A ação sugere a condenação de Luiz Soares a perda da função pública e dos direitos políticos pelo prazo de 3 a 5 anos, entre outras medidas. Também que ele pague multa civil no valor de R$ 1,9 milhão. O mesmo valor de multa foi requerido à 20/20. Foram denunciados ainda os servidores Dilza Antonia da Costa, Aurelio Abdias Sampaio Ferreira, Simone Balena de Brito, Juliana Almeida Silva Fernandes, Sandra Regina Altoe, Selma Aparecida de Carvalho, Sonia Alves Pio e Kelcia Cristina Rodrigues Ramos. Todos eram fiscais do contrato e, para o MP, devem pagar multa equivalente a 100 vezes o valor de seus salários.

De acordo com a denúncia, os pagamentos à 20/20 foram efetuados “sem que houvesse qualquer controle por parte da SES/MT, quanto à efetiva execução de tais procedimentos que, absurdo, foram pagos tendo por parâmetro as informações prestadas pela própria empresa”. O MP afirma ainda que nas notas fiscais e faturas não constavam todas as informações que comprovariam a lista de procedimentos realizados como “nome do paciente e laudo médico”. Questiona ainda o número de cirurgias realizadas, pontuando se tratar de “uma média realmente incrível de, aproximadamente, uma cirurgia de catarata a cada quatro minutos”, diz trecho da ação.
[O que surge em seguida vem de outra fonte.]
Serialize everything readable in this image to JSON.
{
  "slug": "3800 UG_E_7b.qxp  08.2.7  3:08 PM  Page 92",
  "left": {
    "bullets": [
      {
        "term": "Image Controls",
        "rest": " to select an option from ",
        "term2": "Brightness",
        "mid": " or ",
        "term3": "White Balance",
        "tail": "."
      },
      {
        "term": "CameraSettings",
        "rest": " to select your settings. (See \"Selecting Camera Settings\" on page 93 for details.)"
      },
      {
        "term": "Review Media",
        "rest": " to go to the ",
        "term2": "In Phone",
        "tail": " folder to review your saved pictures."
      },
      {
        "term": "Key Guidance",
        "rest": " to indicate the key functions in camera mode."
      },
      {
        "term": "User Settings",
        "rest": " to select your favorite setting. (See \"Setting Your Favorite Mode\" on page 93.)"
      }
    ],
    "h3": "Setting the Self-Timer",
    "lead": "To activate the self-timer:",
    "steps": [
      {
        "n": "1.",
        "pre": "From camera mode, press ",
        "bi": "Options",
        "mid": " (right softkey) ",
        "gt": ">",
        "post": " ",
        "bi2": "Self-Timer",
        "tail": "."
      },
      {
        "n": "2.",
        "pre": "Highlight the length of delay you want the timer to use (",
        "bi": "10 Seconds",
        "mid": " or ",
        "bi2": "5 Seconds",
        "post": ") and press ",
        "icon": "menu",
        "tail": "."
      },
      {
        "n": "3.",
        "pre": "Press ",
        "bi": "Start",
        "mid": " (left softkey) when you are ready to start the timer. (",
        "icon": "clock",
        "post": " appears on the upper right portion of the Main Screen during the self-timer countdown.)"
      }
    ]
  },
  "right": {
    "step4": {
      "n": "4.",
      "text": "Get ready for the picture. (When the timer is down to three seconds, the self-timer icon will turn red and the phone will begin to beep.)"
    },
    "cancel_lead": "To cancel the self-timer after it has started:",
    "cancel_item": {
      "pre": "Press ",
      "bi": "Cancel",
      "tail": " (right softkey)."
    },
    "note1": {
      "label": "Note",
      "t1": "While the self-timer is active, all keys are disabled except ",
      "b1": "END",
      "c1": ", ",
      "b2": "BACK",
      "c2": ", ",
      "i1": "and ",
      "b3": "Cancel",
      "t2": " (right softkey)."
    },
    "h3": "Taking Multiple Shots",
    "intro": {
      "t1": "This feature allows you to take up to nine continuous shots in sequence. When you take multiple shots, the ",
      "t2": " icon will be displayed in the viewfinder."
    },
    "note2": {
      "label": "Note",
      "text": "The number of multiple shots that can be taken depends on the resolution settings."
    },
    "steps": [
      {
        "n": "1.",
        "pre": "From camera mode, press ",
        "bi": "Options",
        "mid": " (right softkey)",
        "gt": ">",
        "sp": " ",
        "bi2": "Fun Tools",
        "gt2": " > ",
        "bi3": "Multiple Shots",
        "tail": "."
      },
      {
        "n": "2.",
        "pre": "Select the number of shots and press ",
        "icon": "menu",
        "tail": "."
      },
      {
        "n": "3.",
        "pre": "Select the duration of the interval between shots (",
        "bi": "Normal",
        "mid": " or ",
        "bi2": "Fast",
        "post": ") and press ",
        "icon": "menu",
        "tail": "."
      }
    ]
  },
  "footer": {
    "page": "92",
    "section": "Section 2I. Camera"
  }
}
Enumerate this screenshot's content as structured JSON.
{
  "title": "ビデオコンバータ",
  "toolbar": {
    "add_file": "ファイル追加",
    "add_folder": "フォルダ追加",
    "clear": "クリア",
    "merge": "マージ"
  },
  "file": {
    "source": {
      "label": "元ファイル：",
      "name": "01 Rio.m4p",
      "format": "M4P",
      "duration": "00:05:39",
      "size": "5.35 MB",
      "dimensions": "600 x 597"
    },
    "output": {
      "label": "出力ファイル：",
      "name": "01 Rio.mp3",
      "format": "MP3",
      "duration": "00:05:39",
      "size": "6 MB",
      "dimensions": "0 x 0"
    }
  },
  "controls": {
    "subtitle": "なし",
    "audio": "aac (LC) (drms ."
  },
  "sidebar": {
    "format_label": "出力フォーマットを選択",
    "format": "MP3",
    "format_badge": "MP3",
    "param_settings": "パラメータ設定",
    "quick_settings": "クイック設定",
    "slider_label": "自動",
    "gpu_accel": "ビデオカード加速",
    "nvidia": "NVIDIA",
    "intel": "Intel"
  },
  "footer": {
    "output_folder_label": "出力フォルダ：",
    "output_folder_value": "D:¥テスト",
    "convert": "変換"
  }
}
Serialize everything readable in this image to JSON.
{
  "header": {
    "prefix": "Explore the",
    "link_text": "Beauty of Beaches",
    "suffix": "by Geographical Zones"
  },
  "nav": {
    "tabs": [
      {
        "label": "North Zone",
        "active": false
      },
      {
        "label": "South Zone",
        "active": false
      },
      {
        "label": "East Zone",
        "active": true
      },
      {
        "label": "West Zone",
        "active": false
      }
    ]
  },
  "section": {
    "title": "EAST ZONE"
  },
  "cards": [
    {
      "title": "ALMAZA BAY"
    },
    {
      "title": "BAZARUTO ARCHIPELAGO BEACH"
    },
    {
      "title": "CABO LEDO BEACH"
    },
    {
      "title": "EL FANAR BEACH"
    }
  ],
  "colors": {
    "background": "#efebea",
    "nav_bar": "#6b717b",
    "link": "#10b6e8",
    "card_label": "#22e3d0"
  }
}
Decisão Em nota, o governo do Estado reafirmou “a lisura em todo processo de auditoria, fiscalização e pagamento dos referidos serviços, conforme comprovado em ação anterior movida também pelo MP”. Sustenta ainda que na última quarta-feira (26) a juíza Célia Regina Vidotti “determinou que seja desbloqueada a conta do secretário Luiz Soares”. Outra ordem da magistrada foi para que o MP devolvesse num prazo de 24 horas os documentos apreendidos na Secretaria de Saúde e que já foram analisados. Os documentos não analisados poderão permanecer com o MP por mais 5 dias, conforme a nota do governo.